En cas de vol, c’est l’employeur qui sera présumé responsable de la disparition de l’ordinateur. Il sera tenu d’indemniser le salarié. Il pourra atténuer sa responsabilité en prouvant la faute du salarié.

L’entreprise devra s’aviser de vérifier que sa police d’assurance couvre tous ces types de dommages et de responsabilités.

Des règles claires à fixer

Il existe manifestement un intérêt réciproque, entre le salarié ou l’entreprise, de fixer la règle du jeu de l’usage professionnel d’un bien privé. En l’absence actuelle de tout texte ou jurisprudence sur ces questions, il est préférable d’anticiper les risques. Le contrat de travail pourra fixer les règles en la matière. Beaucoup d’entreprises disposent également d’une « charte » d’utilisation des moyens informatiques. Celles qui n’en ont pas encore ont un intérêt pressant à en adopter une.

Ces chartes sont des adjonctions au règlement intérieur de l’entreprise. Même si des juridictions ont accordé une certaine valeur juridique à ces « chartes », il est préférable de s’assurer de l’efficacité des interdictions et des sanctions qui y seraient édictées en les soumettant au régime juridique du règlement intérieur. La charte sera donc adoptée après concertation des institutions représentatives du personnel, communication à l’inspection du travail et dépôt au conseil des prud’hommes.

Les ordinateurs personnels utilisés par les salariés dans le cadre de leur activité professionnelle, sur le lieu de travail, connectés au réseau et aux ressources de l’entreprise doivent être inclus dans le périmètre de cette charte.

La charte devra notamment veiller à fixer les règles relatives à l’accès par l’employeur aux données présentes sur l’ordinateur du salarié.

En une décennie, la jurisprudence de la Cour de cassation s’est formée concernant l’accès par l’employeur aux données, mail ou documents, qui sont stockés sur le poste d’un salarié. Il est aujourd’hui admis par les tribunaux que les données présentes sur les postes de travail mis à disposition des salariés par l’employeur sont présumées être des données professionnelles. Il en résulte que l’employeur peut librement en prendre connaissance, les conserver, les recopier, etc, sauf si ces données sont clairement identifiées comme personnelles. Et même dans ce dernier cas, en cas de circonstances exceptionnelles, l’employeur peut obtenir un accès aux courriers électroniques et documents identifiés comme personnel par le salarié.

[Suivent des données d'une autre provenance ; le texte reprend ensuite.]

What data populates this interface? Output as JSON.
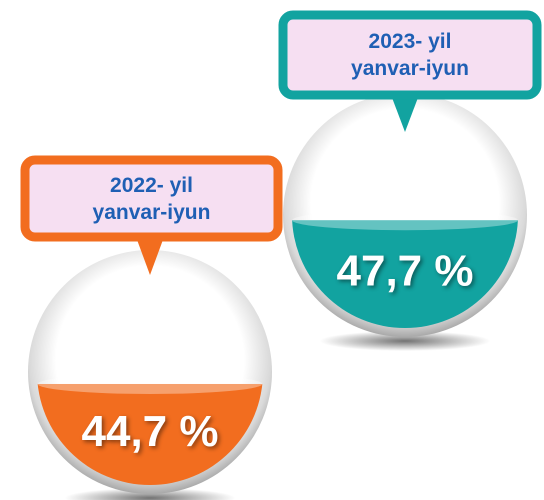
{
  "chart_data": {
    "type": "sphere-fill",
    "categories": [
      "2022- yil yanvar-iyun",
      "2023- yil yanvar-iyun"
    ],
    "values": [
      44.7,
      47.7
    ],
    "value_labels": [
      "44,7 %",
      "47,7 %"
    ],
    "colors": [
      "#f26d1f",
      "#12a3a0"
    ],
    "ylim": [
      0,
      100
    ]
  }
}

Cette jurisprudence, établie pas à pas au cours de la dernière décennie, devra nécessairement être revisitée à l’aune du « bring your own device ». En effet, s’il est aujourd’hui acquis que l’employeur à un accès « de plein droit » aux données présentes sur les postes de travail de ses salariés, qu’en sera-t-il lorsque ces ordinateurs seront la propriété des salariés ? Doit-on s’attendre à un renversement de la présomption : les données de l’ordinateur personnel du salarié seront-elles considérées par les juges comme présumées personnelles ? Dans ces circonstances, comment l’employeur aura-t-il accès aux données professionnelles, notamment lorsque le salarié est absent ou quitte l’entreprise ? Il y a là un champ d’incertitude que la charte informatique doit absolument combler. Des procédures techniques de recopie ou d’effacement automatique des informations de l’entreprise, lorsque le poste informatique du salarié est connecté au réseau ou lorsqu’il quitte l’entreprise, sont à étudier.